1. Beranda
  2. Headline
  3. Kabar

Pemerintah

Hardiknas 2026, Wagub Maluku Utara Dorong Pendidikan Bermutu dan Penguatan Karakter

Oleh ,

Wakil Gubernur Maluku Utara, Sarbin Sehe, memimpin upacara peringatan Hari Pendidikan Nasional (Hardiknas) 2026 yang digelar di halaman Kantor Dinas Pendidikan dan Kebudayaan Maluku Utara, Sabtu, 2 Mei 2026.

Dalam kesempatan itu, Sarbin membacakan amanat Menteri Pendidikan Dasar dan Menengah Republik Indonesia yang menyoroti pentingnya pendidikan bermutu, penguatan karakter, serta kolaborasi seluruh elemen bangsa dalam membangun sumber daya manusia unggul.

Upacara tersebut turut dihadiri Gubernur Sherly Laos, Kepala Dinas Pendidikan dan Kebudayaan Maluku Utara, Abubakar Abdullah, para forkompimda, para guru, tenaga kependidikan, pelajar, hingga pejabat lingkup Pemerintah Provinsi Maluku Utara.

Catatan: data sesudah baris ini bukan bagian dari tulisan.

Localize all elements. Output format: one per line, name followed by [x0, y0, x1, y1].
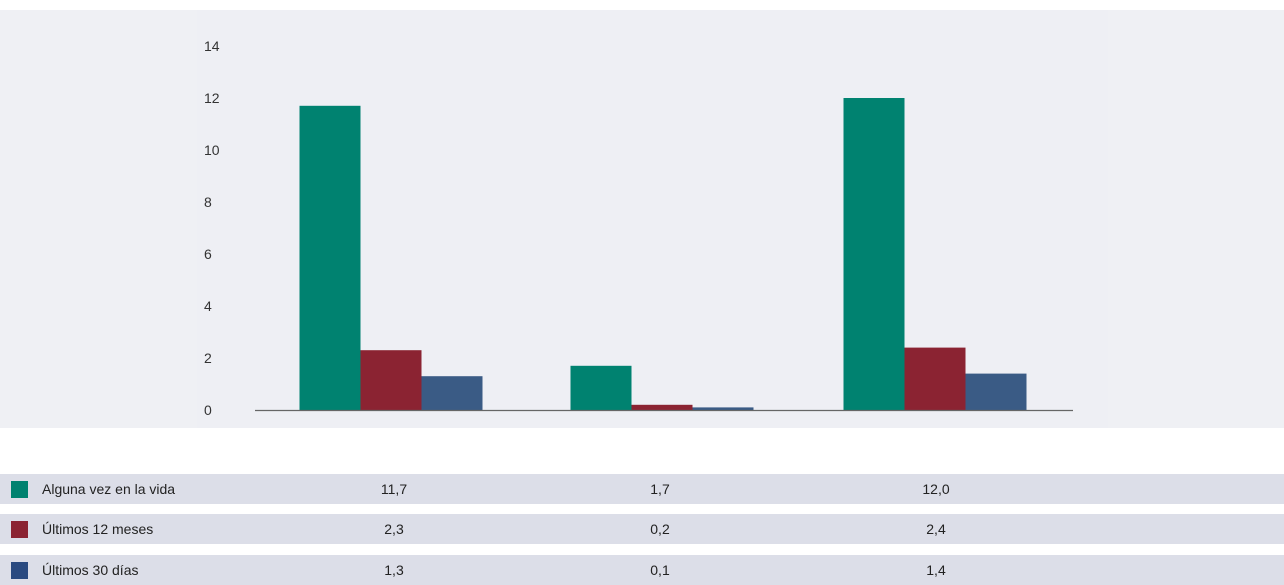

Dalam sambutan menteri yang dibacakannya, Sarbin menegaskan bahwa Hari Pendidikan Nasional bukan sekadar seremoni tahunan, tetapi momentum refleksi untuk memperkuat semangat pendidikan nasional.

“Pendidikan pada hakikatnya adalah proses memanusiakan manusia. Pendidikan dilakukan secara tulus, penuh kasih dan sayang untuk menumbuhkan potensi manusia sebagai makhluk Tuhan yang mulia,” kata Sarbin.

Ia menyebut, nilai pendidikan yang diwariskan Ki Hajar Dewantara melalui sistem among, yakni asah, asih, dan asuh, tetap menjadi fondasi penting dalam pembangunan pendidikan Indonesia.

Menurutnya, pendidikan tidak hanya bertujuan mencerdaskan kehidupan bangsa, tetapi juga membentuk karakter, akhlak, dan kepribadian generasi muda agar menjadi manusia yang mandiri, bertanggung jawab, serta berintegritas.

Dalam pidato tersebut, pemerintah juga menegaskan komitmennya menjadikan pendidikan sebagai prioritas pembangunan nasional sebagaimana visi Presiden Prabowo Subianto dalam memperkuat kualitas sumber daya manusia Indonesia.

Salah satu program prioritas yang kini didorong pemerintah adalah penerapan Pembelajaran Mendalam (Deep Learning) untuk meningkatkan kualitas pembelajaran di sekolah.

Program itu didukung melalui lima kebijakan strategis, yakni pembangunan dan revitalisasi sekolah, digitalisasi pembelajaran, peningkatan kompetensi dan kesejahteraan guru, penguatan karakter peserta didik, serta perluasan akses pendidikan yang inklusif dan fleksibel.

Pemerintah mencatat, sepanjang 2025 sebanyak 16.167 satuan pendidikan telah direvitalisasi. Selain itu, papan interaktif digital juga telah didistribusikan ke lebih dari 288 ribu sekolah di Indonesia sebagai bagian dari digitalisasi pembelajaran.

Di sektor tenaga pendidik, pemerintah turut meningkatkan dukungan melalui program beasiswa bagi guru yang belum menyelesaikan pendidikan Diploma IV maupun Strata 1.

“Guru adalah teladan dan agen pembelajaran. Karena itu peningkatan kompetensi dan kesejahteraan guru menjadi perhatian pemerintah,” ujarnya.

Selain peningkatan kualitas pendidikan, pemerintah juga menaruh perhatian besar pada penguatan karakter peserta didik melalui budaya sekolah yang aman, sehat, bersih, dan nyaman.

Program penguatan karakter itu dilakukan melalui penerapan budaya ASRI (Aman, Sehat, Resik, dan Indah), kegiatan Pramuka, upacara bendera, program Makan Bergizi Gratis, hingga penerapan Tujuh Kebiasaan Anak Indonesia Hebat.

Tak hanya itu, akses pendidikan bagi masyarakat di daerah terpencil dan anak berkebutuhan khusus juga terus diperluas melalui sekolah terbuka, pendidikan jarak jauh, komunitas belajar, serta pengembangan sekolah inklusi.

Menutup sambutan tersebut, Sarbin mengajak seluruh elemen masyarakat untuk bersama-sama mendukung kemajuan pendidikan nasional.

“Berbagai kebijakan peningkatan mutu pendidikan tidak akan berjalan tanpa mindset yang maju, mental yang kuat, dan misi yang lurus,” tutupnya.